4. The real economy is safer, smarter – and gender balanced.
Women and gender-diverse entrepreneurs build all sorts of businesses, including the fast-growing unicorns investors love in boom times.
But there are also many, many women entrepreneurs who are building normal-growth businesses, which are solving real problems that people have whether the market is good or bad – around health, education, job retraining, the care economy and more – but who are often underinvested in in favour of their shinier, higher growth cousins.
These businesses may not make you 10x returns, but they can make good long-term bets. In a bear market, now is a smart time to be looking at some of the investment vehicles that are being created to fund normal-growth businesses.
It’s also a good time to consider moving your cash to investments that are intentionally focused on impact and promising stable, single-digit returns. Where do you want your cash sitting, and how do you want it working? In the US, for example, the First Women’s Bank of Chicago allows you to put your cash in a savings account that will then be loaned on to women entrepreneurs, while CNote invests in underserved communities, and Calvert Impact Capital’s Community Investment Notes invest in organisations addressing inequality and climate change.
Stay the course – and prepare for the future.
The conventional wisdom in a bear market is to stay the course. To that I would add, stay the course in the sense of keeping your money in the market, but now is also an opportune time to make some fundamental changes that are going to make your portfolio more resilient, sustainable, impactful, and profitable in the long term.

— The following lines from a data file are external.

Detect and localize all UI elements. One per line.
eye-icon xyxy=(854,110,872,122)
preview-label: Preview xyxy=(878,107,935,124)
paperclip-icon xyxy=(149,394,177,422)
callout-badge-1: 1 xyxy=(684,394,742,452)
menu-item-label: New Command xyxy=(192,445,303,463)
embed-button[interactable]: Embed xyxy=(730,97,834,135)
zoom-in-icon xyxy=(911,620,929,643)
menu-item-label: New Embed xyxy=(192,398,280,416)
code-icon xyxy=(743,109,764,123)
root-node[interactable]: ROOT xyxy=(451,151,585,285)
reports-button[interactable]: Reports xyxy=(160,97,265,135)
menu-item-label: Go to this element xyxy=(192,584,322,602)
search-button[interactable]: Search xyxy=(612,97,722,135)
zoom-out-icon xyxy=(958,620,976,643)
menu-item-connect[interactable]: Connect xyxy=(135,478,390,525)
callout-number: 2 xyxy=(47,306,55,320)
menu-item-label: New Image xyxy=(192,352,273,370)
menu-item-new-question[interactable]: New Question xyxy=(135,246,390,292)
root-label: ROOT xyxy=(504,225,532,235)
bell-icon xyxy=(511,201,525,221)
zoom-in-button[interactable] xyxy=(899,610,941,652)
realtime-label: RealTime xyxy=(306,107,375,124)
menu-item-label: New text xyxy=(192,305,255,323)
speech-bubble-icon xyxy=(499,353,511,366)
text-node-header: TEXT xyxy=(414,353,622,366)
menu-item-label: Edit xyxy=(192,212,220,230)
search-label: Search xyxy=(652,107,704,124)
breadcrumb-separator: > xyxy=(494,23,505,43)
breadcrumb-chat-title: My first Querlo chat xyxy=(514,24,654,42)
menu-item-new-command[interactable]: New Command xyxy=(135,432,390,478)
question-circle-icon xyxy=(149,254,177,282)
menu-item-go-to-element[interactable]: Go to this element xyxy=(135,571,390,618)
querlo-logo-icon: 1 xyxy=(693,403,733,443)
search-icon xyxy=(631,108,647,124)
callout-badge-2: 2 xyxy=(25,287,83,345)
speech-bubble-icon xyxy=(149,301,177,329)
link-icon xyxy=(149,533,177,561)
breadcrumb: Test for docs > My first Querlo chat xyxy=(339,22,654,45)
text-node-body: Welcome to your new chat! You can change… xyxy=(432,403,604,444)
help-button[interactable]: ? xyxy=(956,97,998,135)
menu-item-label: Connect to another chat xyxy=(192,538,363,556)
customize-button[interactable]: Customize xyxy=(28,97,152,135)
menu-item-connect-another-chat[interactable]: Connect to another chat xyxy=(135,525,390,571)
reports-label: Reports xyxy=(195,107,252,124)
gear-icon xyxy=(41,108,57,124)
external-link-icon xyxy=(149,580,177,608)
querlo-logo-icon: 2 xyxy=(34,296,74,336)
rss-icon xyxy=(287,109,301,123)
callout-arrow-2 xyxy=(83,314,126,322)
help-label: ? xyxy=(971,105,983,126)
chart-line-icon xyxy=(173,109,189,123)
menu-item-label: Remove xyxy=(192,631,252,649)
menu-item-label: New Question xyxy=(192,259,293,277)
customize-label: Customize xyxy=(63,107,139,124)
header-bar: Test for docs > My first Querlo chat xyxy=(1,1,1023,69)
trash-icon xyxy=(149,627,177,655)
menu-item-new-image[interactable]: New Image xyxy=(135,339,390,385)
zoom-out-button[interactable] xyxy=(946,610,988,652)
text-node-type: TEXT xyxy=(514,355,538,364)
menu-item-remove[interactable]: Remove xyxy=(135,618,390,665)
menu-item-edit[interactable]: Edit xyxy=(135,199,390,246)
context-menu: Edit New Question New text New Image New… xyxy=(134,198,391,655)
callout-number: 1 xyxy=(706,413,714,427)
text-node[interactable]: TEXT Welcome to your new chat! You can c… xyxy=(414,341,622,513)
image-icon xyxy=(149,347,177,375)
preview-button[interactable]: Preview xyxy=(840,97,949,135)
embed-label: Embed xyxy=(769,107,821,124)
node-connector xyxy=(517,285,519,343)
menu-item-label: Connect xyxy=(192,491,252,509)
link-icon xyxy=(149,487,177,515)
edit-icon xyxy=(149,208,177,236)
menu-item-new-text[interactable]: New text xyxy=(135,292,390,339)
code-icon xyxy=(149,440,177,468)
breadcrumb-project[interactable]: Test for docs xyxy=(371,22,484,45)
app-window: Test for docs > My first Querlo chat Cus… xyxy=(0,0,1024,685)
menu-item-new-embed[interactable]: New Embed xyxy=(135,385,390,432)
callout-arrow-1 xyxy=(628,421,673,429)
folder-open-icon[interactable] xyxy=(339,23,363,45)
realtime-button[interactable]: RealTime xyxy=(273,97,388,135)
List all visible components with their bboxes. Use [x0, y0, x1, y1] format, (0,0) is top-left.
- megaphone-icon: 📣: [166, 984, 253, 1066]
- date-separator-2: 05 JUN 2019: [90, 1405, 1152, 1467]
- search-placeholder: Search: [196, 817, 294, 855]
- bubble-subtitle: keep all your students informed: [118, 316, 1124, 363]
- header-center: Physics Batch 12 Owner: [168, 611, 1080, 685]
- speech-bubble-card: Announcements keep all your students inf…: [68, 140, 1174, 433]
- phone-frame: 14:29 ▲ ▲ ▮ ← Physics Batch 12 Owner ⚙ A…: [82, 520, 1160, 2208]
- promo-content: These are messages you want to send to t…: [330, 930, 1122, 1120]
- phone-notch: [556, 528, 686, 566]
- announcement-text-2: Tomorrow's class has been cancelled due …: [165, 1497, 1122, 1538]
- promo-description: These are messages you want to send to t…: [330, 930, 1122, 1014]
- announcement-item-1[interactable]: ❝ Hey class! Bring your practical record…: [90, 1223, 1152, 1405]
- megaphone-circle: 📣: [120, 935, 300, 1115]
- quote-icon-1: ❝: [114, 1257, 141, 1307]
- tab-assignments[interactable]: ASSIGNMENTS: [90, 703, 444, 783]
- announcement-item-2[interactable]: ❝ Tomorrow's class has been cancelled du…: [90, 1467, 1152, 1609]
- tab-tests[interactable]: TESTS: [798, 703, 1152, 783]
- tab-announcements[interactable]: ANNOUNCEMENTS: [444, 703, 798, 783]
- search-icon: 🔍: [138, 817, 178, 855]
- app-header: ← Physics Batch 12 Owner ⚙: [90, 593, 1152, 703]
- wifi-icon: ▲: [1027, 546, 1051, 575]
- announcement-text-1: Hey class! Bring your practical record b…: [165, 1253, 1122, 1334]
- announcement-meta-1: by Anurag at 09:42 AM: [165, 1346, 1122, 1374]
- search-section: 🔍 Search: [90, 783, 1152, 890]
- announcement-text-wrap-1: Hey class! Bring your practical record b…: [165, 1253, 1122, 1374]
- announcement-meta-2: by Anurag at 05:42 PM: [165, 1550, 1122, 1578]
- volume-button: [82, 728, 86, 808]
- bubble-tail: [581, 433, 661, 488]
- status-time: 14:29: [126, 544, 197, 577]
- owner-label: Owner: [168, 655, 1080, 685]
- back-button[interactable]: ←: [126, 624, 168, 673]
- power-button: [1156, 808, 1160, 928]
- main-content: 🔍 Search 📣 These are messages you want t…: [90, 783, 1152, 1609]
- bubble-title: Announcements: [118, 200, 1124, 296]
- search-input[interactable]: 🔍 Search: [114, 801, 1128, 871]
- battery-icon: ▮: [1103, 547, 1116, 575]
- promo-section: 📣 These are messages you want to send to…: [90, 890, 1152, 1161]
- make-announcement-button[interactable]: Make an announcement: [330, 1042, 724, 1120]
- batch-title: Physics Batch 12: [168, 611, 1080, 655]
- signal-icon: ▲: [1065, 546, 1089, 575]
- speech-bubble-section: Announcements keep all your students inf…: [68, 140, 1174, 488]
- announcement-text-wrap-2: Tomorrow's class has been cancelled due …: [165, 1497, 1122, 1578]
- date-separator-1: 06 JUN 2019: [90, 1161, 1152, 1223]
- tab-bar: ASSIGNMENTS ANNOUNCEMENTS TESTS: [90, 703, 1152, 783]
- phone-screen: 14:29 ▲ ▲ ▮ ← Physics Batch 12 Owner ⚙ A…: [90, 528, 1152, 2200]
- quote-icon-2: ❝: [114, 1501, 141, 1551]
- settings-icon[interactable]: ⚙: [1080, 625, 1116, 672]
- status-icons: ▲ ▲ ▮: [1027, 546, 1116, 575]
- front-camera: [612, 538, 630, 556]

If you want to get the best results from bringing a gender and diversity lens to your portfolio, it pays to go deep: looking not just at who is managing the money (or leading the company), but what they’re investing in, the products they’re building, the composition of their employee and leadership base, their understanding of their target markets, supply chains, governance, and the whole picture. It’s not just a matter of “add a woman and stir.”
And if you’re already investing in this way, know that there will be ups and downs, but you’re on the right path. Gender-smart investing is the path of the future. And in investing, the future always wins.